When I started off as a software engineer, my dad, who also works in tech, kept telling me to get into AI.

I brushed it off because I was just starting off my engineering career, and no one was really talking about AI in 2019, unless they were getting a PhD.

Then in 2023, the tech industry changed and everyone started going into AI. That led me to want to start pursuing AI as a job, and also creating content about it. When trying to join an AI team, I think having a strong presence and personal brand is crucial for others to take you seriously.

In my three years at Google, I’ve changed roles three times, most recently switching to the Workspace AI team.

It’s important to make a distinction between an AI machine learning engineer and an AI software engineer. An AI ML engineer creates the model, trains it, and evaluates it. An AI software engineer integrates AI capabilities into software applications, and builds APIs and infrastructure to serve the model to the end user.

My transition to an AI team didn’t happen overnight. It required spending about a year upskilling through courses and creating content about the material, which forced me to learn the concepts.

Here’s how I made the switch:

Creating content about AI

In the spring of 2024, I started creating tech content on Instagram and LinkedIn, outside my job. That became a major factor in my transition to an AI team.

Making content motivated me to keep learning and also made me confident about sharing what I knew. Once I started seeing how much it helped people, I wanted to learn more. So that’s where the upskilling started, and I started taking courses to understand the fundamentals of AI.

Eventually, I started applying to AI teams at Google. I felt like if I was going to spend so much time upskilling and making content about AI, I should make the most of what I had. I started searching for new roles in January, about seven months after I started upskilling. In March, I landed the new job.

I still spend an hour a day upskilling

I typically take Google’s internal courses to upskill. Coursera also has amazing courses.

The easiest way to start is by taking the basics of AI, like Google’s Introduction to Generative AI and Google Prompting Essentials. Since I have a computer science background, I was able to get more in-depth with concepts like linear regression and vector analysis.

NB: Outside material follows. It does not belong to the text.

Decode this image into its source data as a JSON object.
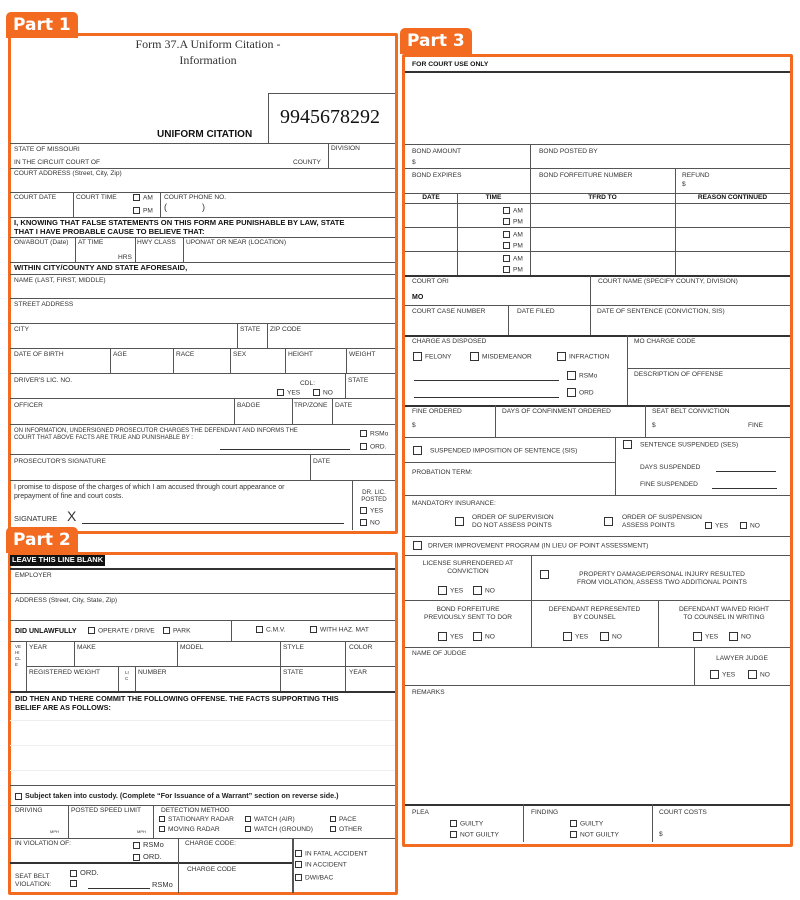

I took courses for about two hours a day, but in order to absorb the material, I had to talk about it, not just read. When I verbalized the concepts through making content, it helped me understand the material.

I also get feedback from my followers, and when they ask follow-up questions in the comments, it makes me go even deeper into understanding a topic. Talking to friends or teammates who are excited about AI also helps me better understand the material.

In this field, it’s very hard not to learn. I’m not necessarily still dedicating two hours daily to courses, but I still spend about an hour a day upskilling, whether that’s in the form of internal trainings for my job, or watching YouTube courses for the content I create.

Not everyone wants to create content, so that’s not always the best way to go about transitioning to an AI team. If you’re just starting out in tech, my biggest piece of advice would be to take on projects. You should definitely take courses about AI, but keeping up-to-date with the news and doing AI projects also really helps. Many AI courses have users do mini projects, so you get to know how to work with it.

Since I applied internally, I didn’t have to go through the same interview process. However, I still had to submit my résumé, which included all of my side projects, and I think that really helps.